"I used to use my imagination to play,
now I use it to find reasons
not to do things..."
I heard that somewhere recently and it rang true for me. So here's my little story about Imagination.
In the days of childhood, Imagination used to run free, serving its ever-loving mistress Joy all the while. Then one day Fear arrived with his big heavy boots and overbearing manner and called Imagination to task: "Terrible things will happen if you don't watch out... Be alert for the dangers, be on guard, never rest, never dream, never play..."
Scared by Fear's big booming voice and authoritative ways, Imagination left Joy's side. Joy is still there in all her glory, but now her playmate is elsewhere in Fear's dark shadow - struggling, suffering, overburdened. In perpetual anxiety.

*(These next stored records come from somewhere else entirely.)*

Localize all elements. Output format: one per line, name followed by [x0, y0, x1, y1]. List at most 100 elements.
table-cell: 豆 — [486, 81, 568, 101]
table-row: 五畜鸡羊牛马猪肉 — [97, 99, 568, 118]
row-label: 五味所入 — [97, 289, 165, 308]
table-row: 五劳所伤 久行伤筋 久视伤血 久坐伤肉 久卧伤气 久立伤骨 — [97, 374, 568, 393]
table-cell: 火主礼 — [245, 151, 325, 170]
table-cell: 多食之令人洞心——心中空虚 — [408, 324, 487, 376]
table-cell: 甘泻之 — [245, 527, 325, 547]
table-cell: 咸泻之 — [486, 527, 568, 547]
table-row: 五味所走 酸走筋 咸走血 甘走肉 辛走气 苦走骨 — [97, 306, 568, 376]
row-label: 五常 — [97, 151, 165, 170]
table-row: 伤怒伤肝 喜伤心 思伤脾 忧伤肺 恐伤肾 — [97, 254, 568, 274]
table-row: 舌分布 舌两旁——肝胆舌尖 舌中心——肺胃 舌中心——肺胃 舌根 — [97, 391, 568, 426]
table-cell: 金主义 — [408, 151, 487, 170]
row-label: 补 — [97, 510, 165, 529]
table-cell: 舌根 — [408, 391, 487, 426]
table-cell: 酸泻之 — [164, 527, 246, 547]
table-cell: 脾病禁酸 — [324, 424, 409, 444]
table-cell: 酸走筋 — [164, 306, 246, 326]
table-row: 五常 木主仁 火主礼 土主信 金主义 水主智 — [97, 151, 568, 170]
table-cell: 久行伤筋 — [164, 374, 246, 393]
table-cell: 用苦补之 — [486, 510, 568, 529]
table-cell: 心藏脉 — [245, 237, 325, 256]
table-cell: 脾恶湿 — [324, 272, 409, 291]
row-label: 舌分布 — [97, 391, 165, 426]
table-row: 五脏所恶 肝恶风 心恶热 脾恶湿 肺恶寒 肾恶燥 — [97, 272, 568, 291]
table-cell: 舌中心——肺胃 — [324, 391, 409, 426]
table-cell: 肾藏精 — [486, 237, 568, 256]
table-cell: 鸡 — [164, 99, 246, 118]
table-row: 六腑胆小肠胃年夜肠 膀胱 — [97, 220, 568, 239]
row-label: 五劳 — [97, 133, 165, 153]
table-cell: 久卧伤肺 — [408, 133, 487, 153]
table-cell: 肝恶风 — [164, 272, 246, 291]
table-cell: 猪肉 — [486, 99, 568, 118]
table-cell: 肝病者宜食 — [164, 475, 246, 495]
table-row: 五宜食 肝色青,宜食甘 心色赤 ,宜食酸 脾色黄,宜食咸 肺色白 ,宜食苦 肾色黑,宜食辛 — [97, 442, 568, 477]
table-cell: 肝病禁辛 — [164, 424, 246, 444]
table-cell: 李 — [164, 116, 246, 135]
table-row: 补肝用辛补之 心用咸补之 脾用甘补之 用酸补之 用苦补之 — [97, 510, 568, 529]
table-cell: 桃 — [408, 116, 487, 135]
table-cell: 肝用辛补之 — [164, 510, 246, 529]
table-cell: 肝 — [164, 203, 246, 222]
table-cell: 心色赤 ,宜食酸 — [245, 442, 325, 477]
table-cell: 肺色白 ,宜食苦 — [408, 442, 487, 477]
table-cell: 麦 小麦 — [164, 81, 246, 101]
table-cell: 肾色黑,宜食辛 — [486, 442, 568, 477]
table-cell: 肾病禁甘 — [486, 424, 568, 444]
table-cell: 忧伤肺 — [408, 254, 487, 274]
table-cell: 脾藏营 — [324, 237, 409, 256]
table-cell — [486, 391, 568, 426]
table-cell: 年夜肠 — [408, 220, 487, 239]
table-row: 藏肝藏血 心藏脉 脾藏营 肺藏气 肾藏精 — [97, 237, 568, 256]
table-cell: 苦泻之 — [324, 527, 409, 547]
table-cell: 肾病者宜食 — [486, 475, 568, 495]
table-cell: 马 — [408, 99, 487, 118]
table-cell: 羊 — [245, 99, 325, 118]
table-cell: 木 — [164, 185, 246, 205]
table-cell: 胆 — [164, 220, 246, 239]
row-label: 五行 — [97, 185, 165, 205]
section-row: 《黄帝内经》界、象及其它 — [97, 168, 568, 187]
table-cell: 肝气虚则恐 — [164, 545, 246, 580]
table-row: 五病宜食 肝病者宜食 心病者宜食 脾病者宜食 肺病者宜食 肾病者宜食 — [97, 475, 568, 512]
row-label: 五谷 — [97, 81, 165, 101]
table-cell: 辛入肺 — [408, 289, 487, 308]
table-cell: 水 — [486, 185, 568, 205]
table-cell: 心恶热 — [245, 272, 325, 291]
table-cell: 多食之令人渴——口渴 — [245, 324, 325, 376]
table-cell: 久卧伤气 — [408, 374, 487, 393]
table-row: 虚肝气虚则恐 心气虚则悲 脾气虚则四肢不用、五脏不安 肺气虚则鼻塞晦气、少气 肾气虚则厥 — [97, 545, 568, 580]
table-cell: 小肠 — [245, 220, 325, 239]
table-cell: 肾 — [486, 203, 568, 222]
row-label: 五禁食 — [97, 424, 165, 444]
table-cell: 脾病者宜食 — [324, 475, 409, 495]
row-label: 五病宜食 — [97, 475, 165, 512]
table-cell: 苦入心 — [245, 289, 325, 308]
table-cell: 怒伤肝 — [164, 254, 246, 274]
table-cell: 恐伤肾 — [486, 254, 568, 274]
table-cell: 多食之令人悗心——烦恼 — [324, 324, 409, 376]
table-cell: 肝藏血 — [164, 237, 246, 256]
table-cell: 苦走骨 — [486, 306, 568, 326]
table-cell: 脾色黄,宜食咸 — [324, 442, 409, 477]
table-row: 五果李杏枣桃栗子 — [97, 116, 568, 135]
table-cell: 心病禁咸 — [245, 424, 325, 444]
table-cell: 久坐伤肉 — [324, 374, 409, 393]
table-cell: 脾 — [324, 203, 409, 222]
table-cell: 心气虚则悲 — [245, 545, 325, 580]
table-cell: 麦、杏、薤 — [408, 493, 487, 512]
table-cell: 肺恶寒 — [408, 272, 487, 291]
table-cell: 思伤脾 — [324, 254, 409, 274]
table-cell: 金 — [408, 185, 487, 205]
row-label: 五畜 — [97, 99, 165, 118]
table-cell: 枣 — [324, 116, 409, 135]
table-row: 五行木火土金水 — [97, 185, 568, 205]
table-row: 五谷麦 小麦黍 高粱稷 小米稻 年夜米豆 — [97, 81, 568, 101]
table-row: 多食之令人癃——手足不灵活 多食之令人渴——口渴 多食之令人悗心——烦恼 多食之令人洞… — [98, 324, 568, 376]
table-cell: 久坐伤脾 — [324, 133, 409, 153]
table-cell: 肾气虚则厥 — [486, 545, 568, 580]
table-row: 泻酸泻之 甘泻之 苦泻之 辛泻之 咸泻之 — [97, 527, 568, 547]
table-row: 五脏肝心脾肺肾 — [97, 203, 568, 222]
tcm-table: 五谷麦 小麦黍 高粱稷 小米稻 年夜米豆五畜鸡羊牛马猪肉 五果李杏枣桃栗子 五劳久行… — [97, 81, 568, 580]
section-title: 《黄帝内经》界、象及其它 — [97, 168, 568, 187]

Sometimes in quieter moments Imagination can still hear Joy calling. It remembers that feeling of safety, of light-heartedness, of freedom, and it yearns for its mistress again. With every call it feels its heart breaking just a little bit more. How can it return now that it knows what Fear has taught it?
But Joy never stops calling. Her message is clear, playful, and full of endless possibilities. Fear's stories are all the same. An unceasing loop of dread and despair. There must be more to life than this, thinks Imagination. I've heard all Fear's stories a million times before, they never change no matter what happens. Maybe I don't need to listen to them anymore. After all, if I already know them, what's the use of staying in Fear's shadow?
Joy calls louder, Imagination listens more intently. It can feel the pull more strongly than ever. It knows it needs to leave, to return to its mistress, to that land of freedom, delight and possibility. It takes a brave step out of Fear's shadow, and suddenly light fills its world.
This is what I remember, thinks Imagination in excitement. This is what I need. This is where life lives! I can return to my beloved Joy. Now all I have to do is find my way home...
And on that note, I'll leave you for a brief while. Things have been a bit challenging lately and there are some steps I need to take too. The journey home is not always easy, but I'm doing the best I can.
I hope Joy is loud enough for you to hear too, if you're not already by her side.